Диана Фэби с одобрением наблюдала, как Джеймс Энней заканчивает прическу. Заколол жирные завитки, аккуратно воткнул толстые стальные шпильки. И в довершение украсил волосы бантом из капроновой ленты. Розовой ленты. Приятный цвет, свежий, по обыкновению заметила она.
– Да, – кивнул Джеймс.
– Какой же вы добрый, – сказала Диана Фэби. Женщина в кресле дернула за ленту. – Нет-нет, дорогая. Не снимайте. – Она протянула Мэдди шелковый шарф, которого та нерешительно коснулась пальцами. – Им нравится трогать мягкое. Я многим даю мягкие игрушки. Они их успокаивают. Кто-то скажет, у них второе детство, но нет. Это конец, а не начало, нечего обманывать себя. Им спокойнее, когда в руках что-то есть мягкое, можно погладить, потрогать…

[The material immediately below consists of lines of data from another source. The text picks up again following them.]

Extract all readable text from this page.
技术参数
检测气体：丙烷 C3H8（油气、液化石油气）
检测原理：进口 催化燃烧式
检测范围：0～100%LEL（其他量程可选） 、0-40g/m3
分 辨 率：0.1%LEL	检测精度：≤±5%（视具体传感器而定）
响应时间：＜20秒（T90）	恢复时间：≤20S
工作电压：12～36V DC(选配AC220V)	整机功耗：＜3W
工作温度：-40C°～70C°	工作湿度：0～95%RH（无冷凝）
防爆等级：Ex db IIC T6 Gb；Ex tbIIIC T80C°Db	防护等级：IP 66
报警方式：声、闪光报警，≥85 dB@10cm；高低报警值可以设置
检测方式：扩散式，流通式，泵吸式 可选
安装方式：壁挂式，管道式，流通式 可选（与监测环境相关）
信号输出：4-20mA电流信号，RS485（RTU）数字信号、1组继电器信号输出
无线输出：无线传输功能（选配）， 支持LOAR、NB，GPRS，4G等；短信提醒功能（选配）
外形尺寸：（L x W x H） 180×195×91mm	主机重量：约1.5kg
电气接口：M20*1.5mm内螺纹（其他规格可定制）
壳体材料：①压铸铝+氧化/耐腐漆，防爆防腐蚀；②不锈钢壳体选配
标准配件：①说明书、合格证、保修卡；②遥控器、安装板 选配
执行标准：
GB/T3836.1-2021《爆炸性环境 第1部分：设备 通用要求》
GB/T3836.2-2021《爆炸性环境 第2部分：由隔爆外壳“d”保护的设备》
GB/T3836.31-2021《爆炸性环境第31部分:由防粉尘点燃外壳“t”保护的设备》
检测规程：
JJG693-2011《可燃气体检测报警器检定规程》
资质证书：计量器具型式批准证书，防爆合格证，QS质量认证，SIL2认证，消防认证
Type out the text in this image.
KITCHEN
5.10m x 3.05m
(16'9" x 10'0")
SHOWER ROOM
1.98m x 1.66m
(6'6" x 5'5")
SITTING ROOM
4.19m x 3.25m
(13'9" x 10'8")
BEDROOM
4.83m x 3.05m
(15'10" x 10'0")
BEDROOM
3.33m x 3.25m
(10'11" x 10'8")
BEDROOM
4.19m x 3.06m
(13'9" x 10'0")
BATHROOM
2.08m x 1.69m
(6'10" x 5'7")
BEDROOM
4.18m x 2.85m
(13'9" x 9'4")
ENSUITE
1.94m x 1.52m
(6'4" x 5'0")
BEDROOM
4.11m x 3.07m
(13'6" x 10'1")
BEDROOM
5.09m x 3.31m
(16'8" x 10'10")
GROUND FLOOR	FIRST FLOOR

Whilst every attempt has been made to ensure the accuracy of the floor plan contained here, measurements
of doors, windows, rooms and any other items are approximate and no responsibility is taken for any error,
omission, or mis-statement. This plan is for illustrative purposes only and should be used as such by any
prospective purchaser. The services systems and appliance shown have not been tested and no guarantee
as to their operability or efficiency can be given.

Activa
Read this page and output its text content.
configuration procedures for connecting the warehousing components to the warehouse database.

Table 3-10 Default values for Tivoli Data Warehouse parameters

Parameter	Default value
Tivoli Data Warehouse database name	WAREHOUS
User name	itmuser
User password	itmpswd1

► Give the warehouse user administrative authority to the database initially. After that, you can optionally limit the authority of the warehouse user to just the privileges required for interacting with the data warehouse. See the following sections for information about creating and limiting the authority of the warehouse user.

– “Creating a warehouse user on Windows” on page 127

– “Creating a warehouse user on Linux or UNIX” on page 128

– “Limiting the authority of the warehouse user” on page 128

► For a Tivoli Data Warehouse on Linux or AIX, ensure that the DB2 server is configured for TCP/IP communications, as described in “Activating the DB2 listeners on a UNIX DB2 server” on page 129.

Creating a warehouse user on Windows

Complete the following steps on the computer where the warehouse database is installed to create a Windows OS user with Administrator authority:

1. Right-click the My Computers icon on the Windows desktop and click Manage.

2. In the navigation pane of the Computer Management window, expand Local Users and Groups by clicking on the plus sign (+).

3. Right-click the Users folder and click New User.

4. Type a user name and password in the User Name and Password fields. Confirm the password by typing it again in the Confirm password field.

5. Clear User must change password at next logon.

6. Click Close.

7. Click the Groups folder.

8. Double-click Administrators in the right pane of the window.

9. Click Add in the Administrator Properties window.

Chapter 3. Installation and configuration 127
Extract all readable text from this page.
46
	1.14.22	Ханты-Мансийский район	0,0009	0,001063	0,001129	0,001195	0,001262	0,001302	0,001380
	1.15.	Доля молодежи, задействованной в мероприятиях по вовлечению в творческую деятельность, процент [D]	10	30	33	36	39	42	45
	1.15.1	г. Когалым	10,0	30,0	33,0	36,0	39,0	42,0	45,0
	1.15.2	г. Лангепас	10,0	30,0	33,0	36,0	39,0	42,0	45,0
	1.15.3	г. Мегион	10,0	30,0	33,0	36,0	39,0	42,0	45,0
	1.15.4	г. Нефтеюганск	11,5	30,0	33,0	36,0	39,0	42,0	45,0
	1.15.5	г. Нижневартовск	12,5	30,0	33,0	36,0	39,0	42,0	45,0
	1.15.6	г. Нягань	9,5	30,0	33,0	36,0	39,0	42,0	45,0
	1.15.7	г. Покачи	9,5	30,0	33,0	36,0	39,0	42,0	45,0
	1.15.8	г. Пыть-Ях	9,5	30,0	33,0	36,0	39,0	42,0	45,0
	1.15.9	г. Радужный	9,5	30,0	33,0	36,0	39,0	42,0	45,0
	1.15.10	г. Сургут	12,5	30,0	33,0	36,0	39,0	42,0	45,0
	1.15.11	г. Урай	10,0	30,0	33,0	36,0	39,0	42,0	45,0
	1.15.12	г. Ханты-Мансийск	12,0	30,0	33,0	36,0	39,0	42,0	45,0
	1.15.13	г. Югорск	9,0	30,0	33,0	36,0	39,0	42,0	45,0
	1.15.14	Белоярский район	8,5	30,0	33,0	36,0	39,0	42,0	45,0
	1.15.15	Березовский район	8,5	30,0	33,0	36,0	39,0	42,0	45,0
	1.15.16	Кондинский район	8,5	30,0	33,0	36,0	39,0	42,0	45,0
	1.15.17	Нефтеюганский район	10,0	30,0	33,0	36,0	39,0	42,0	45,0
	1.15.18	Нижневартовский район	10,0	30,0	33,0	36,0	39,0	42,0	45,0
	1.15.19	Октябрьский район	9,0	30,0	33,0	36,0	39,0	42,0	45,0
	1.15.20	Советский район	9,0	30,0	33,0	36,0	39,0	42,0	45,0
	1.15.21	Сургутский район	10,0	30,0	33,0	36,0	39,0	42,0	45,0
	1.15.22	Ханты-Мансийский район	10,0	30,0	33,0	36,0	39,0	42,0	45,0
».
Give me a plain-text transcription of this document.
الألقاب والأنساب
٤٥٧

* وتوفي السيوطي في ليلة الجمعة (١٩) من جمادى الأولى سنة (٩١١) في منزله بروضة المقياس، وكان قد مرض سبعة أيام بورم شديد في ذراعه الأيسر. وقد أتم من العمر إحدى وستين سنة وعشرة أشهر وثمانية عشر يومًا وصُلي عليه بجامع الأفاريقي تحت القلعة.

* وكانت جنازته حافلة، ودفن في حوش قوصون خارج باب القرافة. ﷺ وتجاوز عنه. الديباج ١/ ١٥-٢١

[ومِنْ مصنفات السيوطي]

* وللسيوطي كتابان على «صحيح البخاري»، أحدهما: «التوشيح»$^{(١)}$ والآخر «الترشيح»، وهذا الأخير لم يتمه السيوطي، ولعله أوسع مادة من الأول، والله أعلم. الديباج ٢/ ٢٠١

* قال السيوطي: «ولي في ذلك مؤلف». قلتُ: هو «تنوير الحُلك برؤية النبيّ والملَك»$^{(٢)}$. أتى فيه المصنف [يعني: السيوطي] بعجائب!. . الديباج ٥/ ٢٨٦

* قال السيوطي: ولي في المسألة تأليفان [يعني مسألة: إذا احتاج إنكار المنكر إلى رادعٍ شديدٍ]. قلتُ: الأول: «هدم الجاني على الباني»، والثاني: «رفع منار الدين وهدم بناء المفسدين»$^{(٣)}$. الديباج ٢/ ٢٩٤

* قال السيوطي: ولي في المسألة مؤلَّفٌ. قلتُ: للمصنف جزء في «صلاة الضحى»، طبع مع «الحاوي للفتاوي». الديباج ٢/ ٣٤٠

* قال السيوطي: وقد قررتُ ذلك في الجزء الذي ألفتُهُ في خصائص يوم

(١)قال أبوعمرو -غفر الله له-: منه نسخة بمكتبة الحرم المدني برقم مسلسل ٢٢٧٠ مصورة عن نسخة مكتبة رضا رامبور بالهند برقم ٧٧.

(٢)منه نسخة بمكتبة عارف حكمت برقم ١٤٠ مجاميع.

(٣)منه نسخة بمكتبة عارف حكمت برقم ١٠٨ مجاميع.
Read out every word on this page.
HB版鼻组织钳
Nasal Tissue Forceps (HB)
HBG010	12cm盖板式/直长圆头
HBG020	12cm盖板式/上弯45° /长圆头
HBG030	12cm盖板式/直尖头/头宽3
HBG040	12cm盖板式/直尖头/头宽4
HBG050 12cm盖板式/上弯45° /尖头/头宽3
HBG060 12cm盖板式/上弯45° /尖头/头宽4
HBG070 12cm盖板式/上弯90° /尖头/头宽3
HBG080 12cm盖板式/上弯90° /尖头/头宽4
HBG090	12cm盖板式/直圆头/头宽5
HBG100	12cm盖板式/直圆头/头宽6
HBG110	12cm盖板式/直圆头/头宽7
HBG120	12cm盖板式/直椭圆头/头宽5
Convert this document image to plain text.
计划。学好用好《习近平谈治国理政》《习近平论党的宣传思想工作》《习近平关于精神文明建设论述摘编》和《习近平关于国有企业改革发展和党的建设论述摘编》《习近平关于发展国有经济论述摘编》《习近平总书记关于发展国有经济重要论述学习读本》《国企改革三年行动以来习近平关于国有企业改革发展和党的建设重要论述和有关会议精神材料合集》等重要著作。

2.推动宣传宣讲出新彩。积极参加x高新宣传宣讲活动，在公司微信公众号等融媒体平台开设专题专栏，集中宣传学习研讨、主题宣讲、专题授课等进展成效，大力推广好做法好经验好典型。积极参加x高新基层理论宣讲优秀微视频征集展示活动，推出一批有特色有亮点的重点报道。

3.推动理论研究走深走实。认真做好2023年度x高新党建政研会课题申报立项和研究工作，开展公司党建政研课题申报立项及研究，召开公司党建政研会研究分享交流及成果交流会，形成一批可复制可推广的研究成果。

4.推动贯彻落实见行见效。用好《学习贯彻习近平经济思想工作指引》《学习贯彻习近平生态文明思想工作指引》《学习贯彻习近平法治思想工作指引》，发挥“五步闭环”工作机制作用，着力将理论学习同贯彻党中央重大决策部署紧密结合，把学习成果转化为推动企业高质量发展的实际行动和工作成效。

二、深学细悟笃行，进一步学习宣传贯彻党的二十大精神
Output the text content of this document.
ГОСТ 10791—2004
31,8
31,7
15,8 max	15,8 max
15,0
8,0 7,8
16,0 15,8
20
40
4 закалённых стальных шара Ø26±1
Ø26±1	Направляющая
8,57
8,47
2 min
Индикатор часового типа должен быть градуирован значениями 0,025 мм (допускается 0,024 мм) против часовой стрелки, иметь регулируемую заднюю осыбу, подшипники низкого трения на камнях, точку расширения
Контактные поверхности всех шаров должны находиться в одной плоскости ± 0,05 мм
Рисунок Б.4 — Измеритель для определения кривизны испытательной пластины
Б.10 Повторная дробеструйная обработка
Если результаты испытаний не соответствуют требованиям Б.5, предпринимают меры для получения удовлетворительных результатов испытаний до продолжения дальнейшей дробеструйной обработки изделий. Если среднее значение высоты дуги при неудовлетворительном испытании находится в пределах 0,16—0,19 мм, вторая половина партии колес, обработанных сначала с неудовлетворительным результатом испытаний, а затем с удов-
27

В этот день миссис Фэби подменяла Джеймса, а он собирался «отлучиться» из дому – в библиотеку и за покупками в магазин. До его ухода они «пристроили» Мэдди. Джеймс включил телевизор, чтобы та отвлеклась и не слышала, как открывается и закрывается входная дверь. На экране – как будто детский рисунок, цветы и холмики с травой им под стать. Играла веселенькая музыка. Пухлые цветные создания: фиолетовое, зеленое, желтое, красное – резвились и подшучивали друг над другом. Смотри, какие феи и эльфы, сказал Джеймс почти без выражения.
– Ррр, – откликнулась Мэдди, у которой крыша едет, а затем вдруг четко, человеческим голосом добавила: – Они хотят, чтобы она танцевала, но она не будет.
– Смотри, там самокат, – не сдавался Джеймс.
Заговорила миссис Фэби:
– И где она только бродит, хотела б я знать.
– Нигде, – ответил Джеймс. – Она сидит здесь. Когда не пытается выбраться. Тогда она колотит по двери.
– Все мы восстаем в славе[140], – сказала миссис Фэби. – Когда она восстанет, ее душа будет петь. Где только она бродит сейчас?
– Ее бедный мозг забит жировыми бляшками и комочками всякой белиберды. Он как кофта, изъеденная молью. Никого там больше нет, миссис Фэби. Или почти никого.
– Они увели ее в темную-темную темноту и бросили там, – сказала Мэдди.
– Кого увели, дорогая?
– Они не знают, – неотчетливо ответила Мэдди. – Откуда им знать.